Alexandra Sdoukou finds that these lofty goals can only be attained by 2030 by investing at least nine billion euros. The Greek government has already earmarked five billion euros to phase out coal, including infrastructure projects to assist affected regions in coping with the resulting changes. Support comes courtesy of the EU, with the European Commission pledging 11.4 billion euros from the Recovery and Resilience Fund for the expansion of renewable energy through to 2026.

In addition to financial incentives, policymakers are reducing red tape and modifying the procedure for approving the construction of new renewable energy assets. In the past, it has often taken years for all of the permits to be obtained, keeping many projects from getting off the ground. This is set to change as it will become much easier for operators to implement their ventures.

These favourable market conditions are attracting not just Greek power utilities, but also numerous foreign companies. For instance, state-owned utility Public Power Corporation (PPC) intends to transform itself from coal power plant operator to renewables player. One of its partners is Germany-based RWE Group: RWE Renewables signed a cooperation agreement with PPC at the beginning of the year. The companies seek to build PV systems with a total capacity of 2 GW.

To this end, they have now set up a joint venture in which RWE Renewables holds a 51 percent stake and PPC Renewables 49 percent. PPC Renewables will contribute nine solar projects up to a combined total of 940 megawatts (870 MWac), and which are located in northern Greece’s west Macedonia region, within the boundaries of the former Amyntaio open pit lignite mine. RWE Renewables has secured a Greek photovoltaic project pipeline of similar size for the purpose of including it in the Joint Venture. The photovoltaic projects are in various stages of development: The advanced projects are expected to start operating in 2023. Further early stage projects could follow in 2025.

Coal mining region goes hydrogen hub

However, in Greece structural change goes beyond building wind turbines and solar farms.
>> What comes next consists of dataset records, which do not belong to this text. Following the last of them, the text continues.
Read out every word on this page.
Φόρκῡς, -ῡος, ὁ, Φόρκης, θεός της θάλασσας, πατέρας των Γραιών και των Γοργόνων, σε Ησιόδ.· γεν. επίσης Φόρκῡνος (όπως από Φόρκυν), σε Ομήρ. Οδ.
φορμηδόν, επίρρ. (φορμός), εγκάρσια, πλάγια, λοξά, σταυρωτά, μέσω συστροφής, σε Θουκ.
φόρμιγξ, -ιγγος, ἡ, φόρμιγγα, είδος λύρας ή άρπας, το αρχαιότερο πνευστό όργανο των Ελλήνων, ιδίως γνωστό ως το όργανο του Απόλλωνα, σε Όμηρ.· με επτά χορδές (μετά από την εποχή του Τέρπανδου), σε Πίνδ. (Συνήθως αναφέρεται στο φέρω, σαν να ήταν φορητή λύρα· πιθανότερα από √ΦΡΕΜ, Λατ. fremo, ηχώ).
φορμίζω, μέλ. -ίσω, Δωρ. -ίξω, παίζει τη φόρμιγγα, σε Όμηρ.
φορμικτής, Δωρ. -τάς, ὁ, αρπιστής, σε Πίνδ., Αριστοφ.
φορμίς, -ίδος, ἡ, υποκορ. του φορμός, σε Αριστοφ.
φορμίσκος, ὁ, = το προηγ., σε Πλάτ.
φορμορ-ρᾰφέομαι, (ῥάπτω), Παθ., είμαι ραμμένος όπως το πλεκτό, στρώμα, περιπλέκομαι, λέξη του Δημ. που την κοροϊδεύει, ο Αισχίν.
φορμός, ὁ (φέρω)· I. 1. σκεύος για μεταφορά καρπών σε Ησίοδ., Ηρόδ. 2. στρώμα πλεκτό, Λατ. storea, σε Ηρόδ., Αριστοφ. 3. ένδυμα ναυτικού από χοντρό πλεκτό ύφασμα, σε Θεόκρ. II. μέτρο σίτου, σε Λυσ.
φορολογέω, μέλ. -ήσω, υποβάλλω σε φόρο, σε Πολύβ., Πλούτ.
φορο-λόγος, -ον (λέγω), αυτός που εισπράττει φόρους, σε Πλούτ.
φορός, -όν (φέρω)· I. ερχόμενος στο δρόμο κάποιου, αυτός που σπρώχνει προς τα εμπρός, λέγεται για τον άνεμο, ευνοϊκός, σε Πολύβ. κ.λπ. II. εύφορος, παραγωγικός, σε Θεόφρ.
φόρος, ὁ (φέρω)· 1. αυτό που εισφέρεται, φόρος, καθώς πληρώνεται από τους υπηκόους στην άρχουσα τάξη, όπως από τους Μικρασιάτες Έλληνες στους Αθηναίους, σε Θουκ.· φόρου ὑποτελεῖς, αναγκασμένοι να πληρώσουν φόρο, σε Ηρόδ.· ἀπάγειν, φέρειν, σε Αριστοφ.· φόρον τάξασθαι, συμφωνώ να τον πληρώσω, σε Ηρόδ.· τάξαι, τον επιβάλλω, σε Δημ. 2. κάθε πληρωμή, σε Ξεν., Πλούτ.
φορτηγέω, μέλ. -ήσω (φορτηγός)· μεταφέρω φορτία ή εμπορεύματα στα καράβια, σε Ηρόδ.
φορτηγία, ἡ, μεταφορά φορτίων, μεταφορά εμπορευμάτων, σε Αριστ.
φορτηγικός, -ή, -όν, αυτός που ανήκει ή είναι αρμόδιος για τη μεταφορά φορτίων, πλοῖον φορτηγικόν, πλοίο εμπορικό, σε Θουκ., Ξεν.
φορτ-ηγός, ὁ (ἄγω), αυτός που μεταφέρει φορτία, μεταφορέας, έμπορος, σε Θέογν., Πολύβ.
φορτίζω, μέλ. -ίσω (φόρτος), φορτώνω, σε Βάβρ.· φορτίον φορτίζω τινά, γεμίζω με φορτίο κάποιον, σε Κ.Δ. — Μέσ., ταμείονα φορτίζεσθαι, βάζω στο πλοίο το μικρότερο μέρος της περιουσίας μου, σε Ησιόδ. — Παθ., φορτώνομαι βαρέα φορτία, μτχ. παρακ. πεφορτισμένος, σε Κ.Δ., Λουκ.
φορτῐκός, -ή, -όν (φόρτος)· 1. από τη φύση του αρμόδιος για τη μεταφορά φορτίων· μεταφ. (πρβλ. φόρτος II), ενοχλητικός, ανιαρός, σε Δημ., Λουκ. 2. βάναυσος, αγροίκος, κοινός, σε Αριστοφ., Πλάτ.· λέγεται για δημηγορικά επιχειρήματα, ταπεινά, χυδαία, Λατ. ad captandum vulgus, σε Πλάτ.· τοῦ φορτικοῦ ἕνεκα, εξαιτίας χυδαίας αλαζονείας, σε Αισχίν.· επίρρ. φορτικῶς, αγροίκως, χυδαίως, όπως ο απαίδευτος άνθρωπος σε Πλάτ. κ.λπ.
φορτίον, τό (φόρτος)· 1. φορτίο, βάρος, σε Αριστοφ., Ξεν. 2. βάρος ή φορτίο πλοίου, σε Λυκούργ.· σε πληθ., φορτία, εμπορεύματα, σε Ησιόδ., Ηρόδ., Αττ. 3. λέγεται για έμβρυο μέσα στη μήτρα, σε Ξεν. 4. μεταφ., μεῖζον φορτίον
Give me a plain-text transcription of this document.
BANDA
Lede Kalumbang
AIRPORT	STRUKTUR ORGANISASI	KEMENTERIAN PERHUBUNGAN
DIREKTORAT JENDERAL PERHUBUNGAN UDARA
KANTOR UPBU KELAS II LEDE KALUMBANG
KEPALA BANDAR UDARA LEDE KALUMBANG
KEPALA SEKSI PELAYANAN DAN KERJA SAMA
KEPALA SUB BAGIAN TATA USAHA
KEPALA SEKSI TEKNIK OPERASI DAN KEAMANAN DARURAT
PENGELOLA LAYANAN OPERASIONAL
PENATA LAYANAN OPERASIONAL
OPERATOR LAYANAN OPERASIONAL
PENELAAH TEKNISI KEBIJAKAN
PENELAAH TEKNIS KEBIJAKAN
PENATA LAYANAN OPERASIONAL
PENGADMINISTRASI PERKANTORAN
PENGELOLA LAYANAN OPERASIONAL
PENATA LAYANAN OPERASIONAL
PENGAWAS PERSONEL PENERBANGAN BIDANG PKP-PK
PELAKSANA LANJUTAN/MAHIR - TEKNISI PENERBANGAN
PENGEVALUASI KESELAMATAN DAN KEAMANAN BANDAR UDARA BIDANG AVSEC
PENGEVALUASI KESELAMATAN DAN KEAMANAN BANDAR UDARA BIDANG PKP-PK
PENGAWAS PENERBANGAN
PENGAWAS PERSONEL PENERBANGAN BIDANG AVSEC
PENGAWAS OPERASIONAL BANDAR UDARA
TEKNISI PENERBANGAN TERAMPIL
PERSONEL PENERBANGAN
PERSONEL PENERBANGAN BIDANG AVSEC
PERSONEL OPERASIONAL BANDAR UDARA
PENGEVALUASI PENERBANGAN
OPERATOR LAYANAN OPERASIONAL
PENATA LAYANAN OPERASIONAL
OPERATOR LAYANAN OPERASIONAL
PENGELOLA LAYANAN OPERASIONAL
With technologies such as green hydrogen, the country seeks to decarbonise other emission-intensive sectors besides electricity supply. What this fundamental transformation can look like becomes especially clear in western Macedonia. Home to 280,000 inhabitants, the region is among the structurally weaker areas. This is where the country’s largest lignite mining area is located. A fifth of economic output and some 10,000 jobs are still dependent on the sector.

But plans for the post-coal era are already in place. Soon, excavators will be replaced by solar modules and electrolysers. Named ‘White Dragon,’ the nation’s hydrogen plan entails establishing an end-to-end value-added and supply chain for green hydrogen, including sustainable solar electricity generation, sufficient hydrogen production and storage capacity, and transport infrastructure for direct-to-consumer supply. The planners want to produce up to 320,000 metric tons of the gas every year, creating 18,000 jobs for the region.

Western Macedonia is not the only region likely to benefit from the structural change. Experts anticipate the energy transition boosting the entire economy, paving the way for numerous new jobs in the country once plagued by crisis. Although the coronavirus pandemic dampened economic growth yet again in 2020, the European Commission projects a return to gross domestic product (GDP) growth in 2021, to the tune of 3.5 percent. And the renewable energy projects are a major reason for this sunny forecast.